2010s: Racist movements
The revelation of the murders committed by the National Socialist Underground (NSU) terror group in 2011 heightened public awareness of right-wing violence and extreme right-wing networks. At the same time, however, the public sphere was rife with racist debates about certain groups of the population – whether they “belonged” in Germany and their usefulness to the country. Thilo Sarrazin, a former SPD politician and head of the Bundesbank, invoked an alleged "downfall of the West" in his book Deutschland schafft sich ab (Germany is abolishing itself) with racist, ethnic arguments. The book ended up on the Spiegel bestseller list.

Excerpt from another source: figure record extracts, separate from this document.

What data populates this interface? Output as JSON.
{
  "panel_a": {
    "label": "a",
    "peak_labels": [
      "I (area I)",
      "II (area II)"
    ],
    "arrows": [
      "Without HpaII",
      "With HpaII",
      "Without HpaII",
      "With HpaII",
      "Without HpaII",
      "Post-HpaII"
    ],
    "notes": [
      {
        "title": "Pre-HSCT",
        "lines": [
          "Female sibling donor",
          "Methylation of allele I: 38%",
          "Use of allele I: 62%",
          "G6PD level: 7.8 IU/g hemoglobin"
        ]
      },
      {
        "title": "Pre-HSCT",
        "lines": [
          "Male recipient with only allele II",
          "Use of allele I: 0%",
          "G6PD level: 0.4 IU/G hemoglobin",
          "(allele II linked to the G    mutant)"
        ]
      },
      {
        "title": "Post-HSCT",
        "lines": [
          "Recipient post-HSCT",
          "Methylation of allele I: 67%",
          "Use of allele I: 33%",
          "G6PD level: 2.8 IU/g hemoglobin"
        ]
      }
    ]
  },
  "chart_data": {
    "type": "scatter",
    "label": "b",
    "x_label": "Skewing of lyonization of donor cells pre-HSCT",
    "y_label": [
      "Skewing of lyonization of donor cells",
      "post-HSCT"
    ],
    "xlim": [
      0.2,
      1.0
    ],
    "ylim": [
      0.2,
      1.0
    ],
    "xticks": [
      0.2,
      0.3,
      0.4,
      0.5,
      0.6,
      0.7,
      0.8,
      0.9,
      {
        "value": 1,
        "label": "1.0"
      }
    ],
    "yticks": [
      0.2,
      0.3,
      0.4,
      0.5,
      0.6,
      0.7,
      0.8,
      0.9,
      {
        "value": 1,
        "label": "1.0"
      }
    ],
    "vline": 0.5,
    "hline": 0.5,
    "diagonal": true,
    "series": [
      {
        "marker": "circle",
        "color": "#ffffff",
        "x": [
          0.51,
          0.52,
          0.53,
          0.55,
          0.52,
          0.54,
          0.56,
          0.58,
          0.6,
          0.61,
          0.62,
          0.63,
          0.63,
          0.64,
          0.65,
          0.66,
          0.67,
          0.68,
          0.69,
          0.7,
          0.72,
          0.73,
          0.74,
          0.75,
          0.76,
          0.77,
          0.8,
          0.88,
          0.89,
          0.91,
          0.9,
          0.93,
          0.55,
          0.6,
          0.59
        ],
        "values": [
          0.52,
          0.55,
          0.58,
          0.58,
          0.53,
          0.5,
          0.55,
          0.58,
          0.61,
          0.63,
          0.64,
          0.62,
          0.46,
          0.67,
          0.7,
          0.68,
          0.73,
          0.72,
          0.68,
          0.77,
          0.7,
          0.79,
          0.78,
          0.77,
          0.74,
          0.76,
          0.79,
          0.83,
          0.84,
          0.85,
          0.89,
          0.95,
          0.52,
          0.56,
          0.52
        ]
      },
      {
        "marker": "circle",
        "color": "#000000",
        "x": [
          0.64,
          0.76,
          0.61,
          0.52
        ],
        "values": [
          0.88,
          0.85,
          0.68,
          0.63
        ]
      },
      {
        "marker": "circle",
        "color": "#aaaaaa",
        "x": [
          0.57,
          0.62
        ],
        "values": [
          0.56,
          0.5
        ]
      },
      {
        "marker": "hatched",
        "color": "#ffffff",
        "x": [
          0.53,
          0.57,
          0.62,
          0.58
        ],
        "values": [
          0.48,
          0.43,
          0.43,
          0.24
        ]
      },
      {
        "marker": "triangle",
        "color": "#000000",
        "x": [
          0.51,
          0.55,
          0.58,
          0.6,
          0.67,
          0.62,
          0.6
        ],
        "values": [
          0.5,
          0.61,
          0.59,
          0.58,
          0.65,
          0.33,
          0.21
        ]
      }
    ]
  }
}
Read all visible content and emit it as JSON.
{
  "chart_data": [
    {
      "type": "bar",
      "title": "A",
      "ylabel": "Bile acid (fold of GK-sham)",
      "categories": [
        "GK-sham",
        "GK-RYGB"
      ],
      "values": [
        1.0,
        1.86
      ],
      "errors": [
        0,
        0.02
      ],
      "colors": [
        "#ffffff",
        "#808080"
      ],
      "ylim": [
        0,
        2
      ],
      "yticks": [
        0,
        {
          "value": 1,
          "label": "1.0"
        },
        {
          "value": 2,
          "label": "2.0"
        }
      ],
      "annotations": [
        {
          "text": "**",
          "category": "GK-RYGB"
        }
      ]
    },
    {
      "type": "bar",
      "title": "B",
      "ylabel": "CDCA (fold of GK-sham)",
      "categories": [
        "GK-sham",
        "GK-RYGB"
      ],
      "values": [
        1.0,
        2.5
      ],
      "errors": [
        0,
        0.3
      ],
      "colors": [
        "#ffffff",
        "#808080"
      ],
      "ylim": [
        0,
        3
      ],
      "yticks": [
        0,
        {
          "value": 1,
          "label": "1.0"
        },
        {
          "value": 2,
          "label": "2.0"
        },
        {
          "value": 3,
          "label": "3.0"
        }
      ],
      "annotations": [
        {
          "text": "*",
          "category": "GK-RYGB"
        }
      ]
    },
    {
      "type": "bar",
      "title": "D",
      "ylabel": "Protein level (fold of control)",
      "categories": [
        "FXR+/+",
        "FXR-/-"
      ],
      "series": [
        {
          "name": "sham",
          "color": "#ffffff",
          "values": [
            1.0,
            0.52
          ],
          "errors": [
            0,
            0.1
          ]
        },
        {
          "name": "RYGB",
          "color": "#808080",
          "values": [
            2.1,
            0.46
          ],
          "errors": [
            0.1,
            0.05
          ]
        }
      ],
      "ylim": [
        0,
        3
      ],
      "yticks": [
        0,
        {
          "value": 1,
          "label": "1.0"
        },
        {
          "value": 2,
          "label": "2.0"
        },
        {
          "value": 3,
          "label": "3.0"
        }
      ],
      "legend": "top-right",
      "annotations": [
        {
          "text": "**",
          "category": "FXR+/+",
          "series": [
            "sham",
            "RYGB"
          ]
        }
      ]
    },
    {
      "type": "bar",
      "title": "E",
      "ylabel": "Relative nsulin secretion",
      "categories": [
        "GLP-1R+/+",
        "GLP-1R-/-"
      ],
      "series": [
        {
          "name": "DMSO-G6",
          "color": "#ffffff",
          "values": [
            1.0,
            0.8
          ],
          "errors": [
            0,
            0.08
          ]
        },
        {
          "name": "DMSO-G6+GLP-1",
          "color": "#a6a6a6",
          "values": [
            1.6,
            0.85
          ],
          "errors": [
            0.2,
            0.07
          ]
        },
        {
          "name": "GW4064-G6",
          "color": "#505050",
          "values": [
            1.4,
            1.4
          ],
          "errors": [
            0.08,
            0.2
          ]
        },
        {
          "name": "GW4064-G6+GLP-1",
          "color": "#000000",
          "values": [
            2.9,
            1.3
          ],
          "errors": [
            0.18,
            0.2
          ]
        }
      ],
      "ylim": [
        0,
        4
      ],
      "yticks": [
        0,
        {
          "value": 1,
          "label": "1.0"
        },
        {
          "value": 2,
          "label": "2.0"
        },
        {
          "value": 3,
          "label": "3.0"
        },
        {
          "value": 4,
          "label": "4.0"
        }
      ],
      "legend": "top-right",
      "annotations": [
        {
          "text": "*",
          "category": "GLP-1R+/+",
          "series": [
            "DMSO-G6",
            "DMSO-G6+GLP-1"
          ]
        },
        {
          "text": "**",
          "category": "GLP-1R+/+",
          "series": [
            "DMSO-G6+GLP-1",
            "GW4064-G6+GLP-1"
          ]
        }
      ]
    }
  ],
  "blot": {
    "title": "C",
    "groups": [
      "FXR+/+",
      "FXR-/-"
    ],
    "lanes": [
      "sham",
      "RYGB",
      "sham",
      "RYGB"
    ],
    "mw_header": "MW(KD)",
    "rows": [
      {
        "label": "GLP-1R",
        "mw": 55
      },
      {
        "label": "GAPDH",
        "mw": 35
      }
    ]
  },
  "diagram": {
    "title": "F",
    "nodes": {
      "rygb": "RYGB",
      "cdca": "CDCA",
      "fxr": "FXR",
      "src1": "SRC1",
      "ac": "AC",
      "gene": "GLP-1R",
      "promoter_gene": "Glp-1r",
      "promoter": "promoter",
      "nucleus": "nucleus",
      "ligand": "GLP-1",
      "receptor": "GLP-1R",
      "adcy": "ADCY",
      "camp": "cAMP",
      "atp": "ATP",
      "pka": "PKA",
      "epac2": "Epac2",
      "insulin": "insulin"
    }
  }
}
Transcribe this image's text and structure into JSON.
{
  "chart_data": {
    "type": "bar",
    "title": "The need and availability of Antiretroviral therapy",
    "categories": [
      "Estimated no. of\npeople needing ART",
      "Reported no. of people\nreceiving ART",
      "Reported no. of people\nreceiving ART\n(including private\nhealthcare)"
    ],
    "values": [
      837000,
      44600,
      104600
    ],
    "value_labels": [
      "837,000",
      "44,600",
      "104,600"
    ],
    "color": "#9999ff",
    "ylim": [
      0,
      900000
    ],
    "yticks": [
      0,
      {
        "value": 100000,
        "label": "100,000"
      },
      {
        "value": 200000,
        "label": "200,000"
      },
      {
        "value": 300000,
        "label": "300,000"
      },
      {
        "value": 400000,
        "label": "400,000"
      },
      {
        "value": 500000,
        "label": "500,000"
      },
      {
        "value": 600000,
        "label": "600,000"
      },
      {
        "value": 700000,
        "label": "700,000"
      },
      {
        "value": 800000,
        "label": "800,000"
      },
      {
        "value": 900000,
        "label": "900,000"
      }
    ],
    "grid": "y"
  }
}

Extreme right-wing ideas were widely disseminated via the internet and social media. The Identitarian Movement used these platforms to propagate the racist and predominantly anti-Semitic conspiracy narrative of the Great Replacement. Right-wing parties celebrated election successes in several European countries. With the Alternative for Germany (AfD), founded in 2013, an extreme right-wing party established itself in Germany, becoming the third strongest party in the Bundestag in 2017.
Global political conflicts, such as the civil war in Syria, spurred more people to flee to Europe in the 2010s than in previous years. Parts of the German population welcomed and supported the refugees in the "summer of migration" in 2015, but the number of racist attacks, fires set to refugee centers, and right-wing marches rose sharply at the same time. In Hamburg, a well-known neo-Nazi detonated an explosive device in the immigrant-dominated district of Veddel in December 2017.
Several “Merkel must go” rallies in Hamburg in February 2018 attracted up to 300 people from the middle- and far-right, including organized neo-Nazis, NPD and AfD officials, sympathizers of the Identitarian Movement, fraternity members, Reichsbürger and hooligans. They protested against Chancellor Angela Merkel as the embodiment of the German government's migration policy as well as against refugees and immigrants. Twelve such rallies were held – the last one in November 2018.